• Sur la route des 8000 lieux et liens du 19 Mars 1962 mais aussi du 8 Mai 1945 et du 11 Novembre 1918

    Baziège (Haute-Garonne)

    Une Place pour se Souvenir

    Sur la route des 8000 lieux et liens du 19 Mars 1962 mais aussi du 8 Mai 1945 et du 11 Novembre 1918

    Jean Roussel, Emilienne Poumirol, A. Maury lors de l'inauguration de la place du Souvenir

    C'est en présence de 13 porte-drapeaux anciens combattants du Lauragais ; de Madame la député, Emilienne Poumirol, de la vice-présidente du Conseil Général, Annie Maury ; du Président de la section locale de la FNACA, Emilien Agasse ; des anciens combattants de la FNACA ; des élus des communes voisines et des membres du conseil municipal que samedi 4 octobre 2014 à 17 heures précises, le Maire de Baziège inaugurait la Place du Souvenir.

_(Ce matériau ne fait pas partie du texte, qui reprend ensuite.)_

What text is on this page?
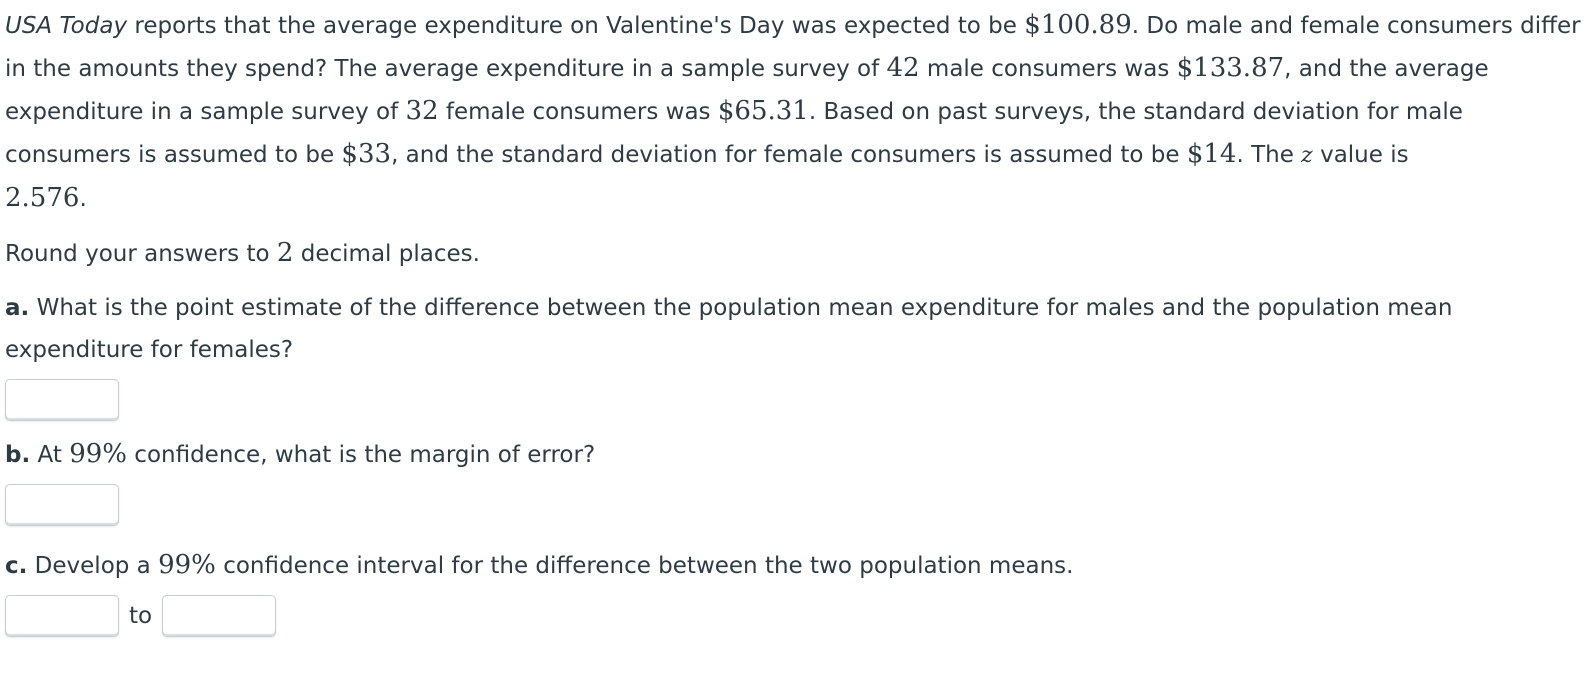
USA Today reports that the average expenditure on Valentine's Day was expected to be $100.89. Do male and female consumers differ in the amounts they spend? The average expenditure in a sample survey of 42 male consumers was $133.87, and the average expenditure in a sample survey of 32 female consumers was $65.31. Based on past surveys, the standard deviation for male consumers is assumed to be $33, and the standard deviation for female consumers is assumed to be $14. The z value is
2.576.

Round your answers to 2 decimal places.

a. What is the point estimate of the difference between the population mean expenditure for males and the population mean expenditure for females?

b. At 99% confidence, what is the margin of error?

c. Develop a 99% confidence interval for the difference between the two population means.

to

    E. Agasse, avait fait une demande au Maire, J. Roussel, sollicitant le baptême d'une Place du Souvenir sur la commune et qui serait destinée à commémorer le 11 novembre 1918, le 8 mai 1945 et le 19 mars 1962. C'est la place du 19 mars 1962 qui devient ainsi la Place du Souvenir et le lieu de commémoration et de mémoire.

    Le discours prononcé par J. Roussel s'inscrit dans le devoir de mémoire, «Un symbole fort des différentes guerres et des millions de combattants et de civils morts pour la France». Jean Roussel a rappelé l'historique des guerres et remercié les personnes présentes. La parole a été donnée au représentant des anciens combattants qui a remercié avec émotion J. Roussel d'avoir honoré cette commémoration pour les trois dates références et ces générations du feu, racines du pays.

    «En ce jour, nous nous souvenons de ceux qui ont donné de leur vie ; cette place au cœur du centre ville s'inscrit dans la vie du village», a précisé E. Poumirol qui n'a pas manqué de citer l'ouvrage poignant de Lucien Aries «Lauragais dans l'enfer de 14 - le combattant» qui témoigne de 70 % d'une population d'agriculteurs dans les tranchées et des femmes et vieillards restés au village. Cette époque est plus qu'un recueil de noms gravés, c'est la mémoire du sacrifice, l'horreur de la guerre. «Un peuple sans mémoire est un peuple sans avenir» a déclaré la député qui a cité Victor Hugo «Les souvenirs sont nos forces. Quand la nuit essaie de revenir, il faut allumer les grandes dates, comme on allume des flambeaux.»